Он бегал вприпрыжку вокруг стола и победно поглядывал на обескураженного шурина, который прирос от неожиданности к полу, и только глаза его, следившие за перемещениями Тимони, говорили, что это не истукан, а живой человек.

— Что стоишь? — кричал ему Тимоня, всё больше распаляясь. — Давай наливай! Щас снова к Полинке полетишь. Отошёл я! Праздновать будем, крути-верти.

Тихон подошёл к дивану, налил в стакан.

— Ну вот, совсем отудобел. А то всё лимонился: Клашка. Клашка!..

— А что — Клашка? — не понял Тимоня.

Он остановился, глаза загорелись, уставились на Тихона.

— Ты что — сбрендил? Лоб пробил, каяся в грехах, выложил тут всё, как у попа на исповеди, а теперя — что Клашка. Во даёт!

— Говори-и-ил? — захлебнулся словом Тимоня.

— Хы-ы, — Тихон повёл бровью. — Да складно как…
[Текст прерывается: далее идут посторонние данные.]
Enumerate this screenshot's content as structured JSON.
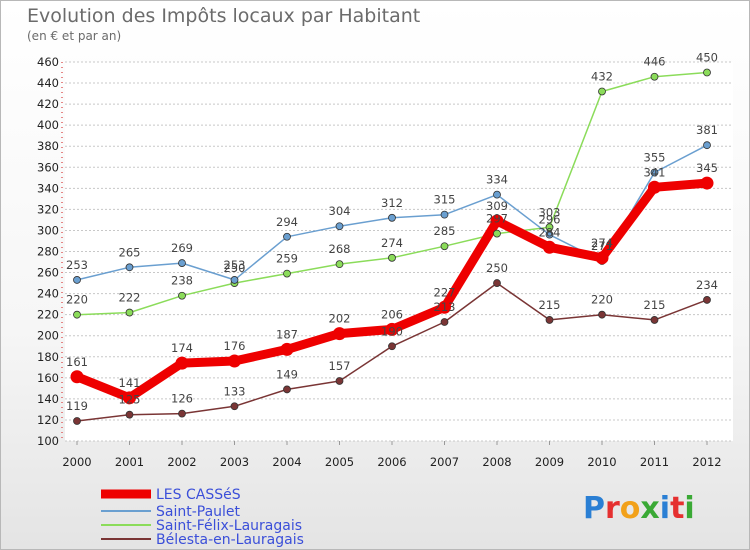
{
  "chart_data": {
    "type": "line",
    "title": "Evolution des Impôts locaux par Habitant",
    "subtitle": "(en € et par an)",
    "x": [
      "2000",
      "2001",
      "2002",
      "2003",
      "2004",
      "2005",
      "2006",
      "2007",
      "2008",
      "2009",
      "2010",
      "2011",
      "2012"
    ],
    "ylim": [
      100,
      460
    ],
    "yticks": [
      100,
      120,
      140,
      160,
      180,
      200,
      220,
      240,
      260,
      280,
      300,
      320,
      340,
      360,
      380,
      400,
      420,
      440,
      460
    ],
    "grid": true,
    "series": [
      {
        "name": "LES CASSéS",
        "color": "#ee0000",
        "values": [
          161,
          141,
          174,
          176,
          187,
          202,
          206,
          227,
          309,
          284,
          274,
          341,
          345
        ]
      },
      {
        "name": "Saint-Paulet",
        "color": "#6a9fd0",
        "values": [
          253,
          265,
          269,
          253,
          294,
          304,
          312,
          315,
          334,
          296,
          271,
          355,
          381
        ]
      },
      {
        "name": "Saint-Félix-Lauragais",
        "color": "#8bdc5a",
        "values": [
          220,
          222,
          238,
          250,
          259,
          268,
          274,
          285,
          297,
          303,
          432,
          446,
          450
        ]
      },
      {
        "name": "Bélesta-en-Lauragais",
        "color": "#7a3535",
        "values": [
          119,
          125,
          126,
          133,
          149,
          157,
          190,
          213,
          250,
          215,
          220,
          215,
          234
        ]
      }
    ]
  },
  "logo": {
    "text": "Proxiti"
  }
}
Тимоня поскрёб затылок, призадумался.

— Я-я… говори-и-ил? — спросил он снова.

Тихон усмехнулся:

— Ты что — не помнишь? Матерился да свои похождения рассказывал. Как у болота, у Духмяной горки…

— Так и впрямь?..

— Что я врать буду. Ты у жены лучше спроси.

Тимоня подбежал к табуретке, схватил стакан, опрокинул его в рот и подлетел на одной ноге к Тихону. Глаза его стали злыми.